China's leader Xi Jinping confirmed this week that he will be meeting with the president at APEC. The event expected to draw political leaders from 21 countries.
San Francisco leaders have said the summit will bring more than $50 million to the city, but it's also expected to bring protests. Some objecting to the summit itself, others hoping their protests will be seen by world leaders.
Breed says the city is familiar with protests, and stands ready to host the event, keep it safe and allow for the freedom of expression. "We plan to do everything we can to allow people to protest peacefully, to make sure that the delegates have a great experience, and that people are safe," the mayor said.

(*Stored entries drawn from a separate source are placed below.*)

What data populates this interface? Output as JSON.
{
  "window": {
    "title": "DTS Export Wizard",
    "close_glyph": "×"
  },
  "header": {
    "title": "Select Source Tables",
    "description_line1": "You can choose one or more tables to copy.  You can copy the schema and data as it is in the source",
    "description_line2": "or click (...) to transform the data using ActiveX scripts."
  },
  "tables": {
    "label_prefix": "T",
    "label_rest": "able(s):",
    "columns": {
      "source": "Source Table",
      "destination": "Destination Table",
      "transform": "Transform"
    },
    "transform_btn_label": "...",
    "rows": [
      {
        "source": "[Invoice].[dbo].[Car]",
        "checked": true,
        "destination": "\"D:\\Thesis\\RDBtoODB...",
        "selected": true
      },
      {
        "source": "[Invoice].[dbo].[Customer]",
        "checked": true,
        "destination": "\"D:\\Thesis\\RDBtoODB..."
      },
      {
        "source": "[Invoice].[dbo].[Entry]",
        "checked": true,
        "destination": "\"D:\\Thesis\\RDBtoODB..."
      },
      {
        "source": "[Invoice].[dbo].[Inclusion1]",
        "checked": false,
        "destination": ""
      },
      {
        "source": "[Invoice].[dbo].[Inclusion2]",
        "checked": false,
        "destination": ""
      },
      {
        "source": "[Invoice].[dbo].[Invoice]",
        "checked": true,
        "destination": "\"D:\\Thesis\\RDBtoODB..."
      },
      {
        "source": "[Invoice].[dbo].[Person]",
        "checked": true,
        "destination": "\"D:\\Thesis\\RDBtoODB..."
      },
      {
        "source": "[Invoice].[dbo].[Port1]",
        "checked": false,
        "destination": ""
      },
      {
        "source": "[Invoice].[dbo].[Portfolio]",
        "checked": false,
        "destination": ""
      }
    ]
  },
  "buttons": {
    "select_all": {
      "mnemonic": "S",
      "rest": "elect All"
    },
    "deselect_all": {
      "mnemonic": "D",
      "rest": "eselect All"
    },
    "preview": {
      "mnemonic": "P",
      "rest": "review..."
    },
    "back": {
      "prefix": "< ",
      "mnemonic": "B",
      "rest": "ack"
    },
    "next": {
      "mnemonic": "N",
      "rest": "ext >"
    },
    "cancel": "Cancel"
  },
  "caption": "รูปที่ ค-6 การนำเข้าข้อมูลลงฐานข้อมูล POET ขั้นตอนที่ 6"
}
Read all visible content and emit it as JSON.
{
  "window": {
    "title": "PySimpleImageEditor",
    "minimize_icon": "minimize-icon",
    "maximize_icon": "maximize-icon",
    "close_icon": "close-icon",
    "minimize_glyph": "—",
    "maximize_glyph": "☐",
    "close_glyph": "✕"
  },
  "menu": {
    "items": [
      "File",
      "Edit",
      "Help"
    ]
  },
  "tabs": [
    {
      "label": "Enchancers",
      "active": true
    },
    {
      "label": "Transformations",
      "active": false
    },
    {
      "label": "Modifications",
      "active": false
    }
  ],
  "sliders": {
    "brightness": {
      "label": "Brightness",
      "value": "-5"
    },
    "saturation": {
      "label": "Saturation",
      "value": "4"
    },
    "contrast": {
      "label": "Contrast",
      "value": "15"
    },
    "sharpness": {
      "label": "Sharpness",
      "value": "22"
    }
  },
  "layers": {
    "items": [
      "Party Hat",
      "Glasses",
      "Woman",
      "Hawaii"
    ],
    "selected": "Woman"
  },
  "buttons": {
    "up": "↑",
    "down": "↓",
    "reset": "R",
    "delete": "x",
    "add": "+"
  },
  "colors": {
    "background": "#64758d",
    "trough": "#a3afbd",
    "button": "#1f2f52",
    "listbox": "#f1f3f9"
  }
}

Security is expected to be tight, with some areas around the Moscone Center, Embarcadero and Nob Hill under restricted access. San Francisco police are working with federal officials to keep the event secure for world leaders, and prepare for the possibility of protests. "Everything from crowd management to working with our federal partners, which is led by the Secret Service on this national special security event," said San Francisco Police Chief Bill Scott. "So, I feel really good about where we are."
Japan's Consul General in San Francisco Yo Osumi says the summit is important to strengthen the economic ties between his country and the U.S., particularly with California. "We have lots of things in the world which leaders have to discuss," said Consul General Osumi. "It's going to be a very good opportunity and Japan can play a very good role here."
APEC is set to get underway on November 11, with the bulk of the visitors, including the president, expected between the 14th and the 17th.